Matthew Tuttle
August 20, 2015

How Counter Trend Models Can Adapt to Changing Market Environments

Trend following methodologies attempt to buy into market strength and sell into market weakness.  Counter trend methodologies do the opposite, buying into market weakness and selling into market strength.  Trend following works under the premise that investments tend to trend over time and works best over intermediate term time frames (1-6 months).  Counter trend models work under the premise that over shorter time periods (daily to weekly) markets are dominated by noise, fear, and greed, causing them to overshoot to the upside and downside before snapping back to equilibrium.

Counter trend models can add needed diversification to tactical portfolios dominated by trend following models.  Trend following works extremely well in straight up or down markets, but doesn't work is well in choppy markets or equity peaks.  Trend following models also can't participate in bear market rallies.  Counter trend models don't work as well in straight up or down markets but do very well in choppy markets and equity peaks.  They can also participate in bear market rallies.  

The basic idea behind counter trend models is to use some measure to determine whether a market is oversold, overbought, or at equilibrium.  These could be static models that perhaps buy on n day lows and sell on n day highs or they could use some sort of dynamic logic.  Because markets are dynamic I have not seen static counter trend models work well over long periods of time.  Dynamic models are usually a much better option.  

There are two market factors that will determine how a counter trend model will react and perform, noise and volatility.  Noise is a measure of whether the market has a direction or not, while volatility measures the extent of up and down moves.  Market noise will determine how well a counter trend model will perform while volatility will determine what types of market moves a counter trend model will need for it to determine whether a market is overbought or oversold.  Counter trend models tend to work best in markets that are noisy and volatile.  They tend to work worst in markets that have low noise and high volatility (trend following models work best in this environment).  
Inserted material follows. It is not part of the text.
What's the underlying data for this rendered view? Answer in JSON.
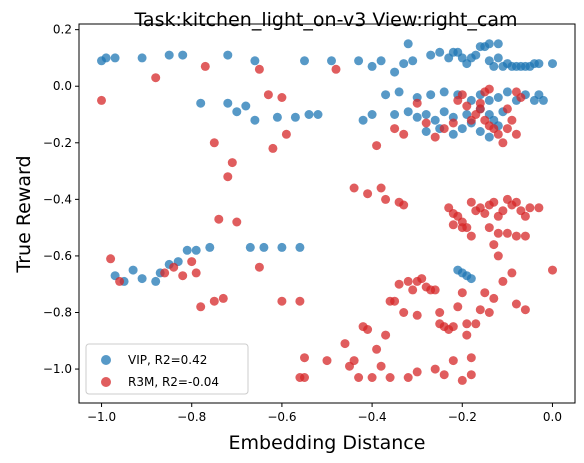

So far in 2015 we have had an extremely noisy market with no direction, but volatility has been low.   In this environment---high noise, low volatility---an adaptive counter trend model wouldn't need large moves to determine whether the market is overbought or oversold and it could move in and out of noisy markets very frequently.  This is what we have seen in our counter trend models this year.  In a high volatility market, adaptive models would need larger changes to move in and out of markets.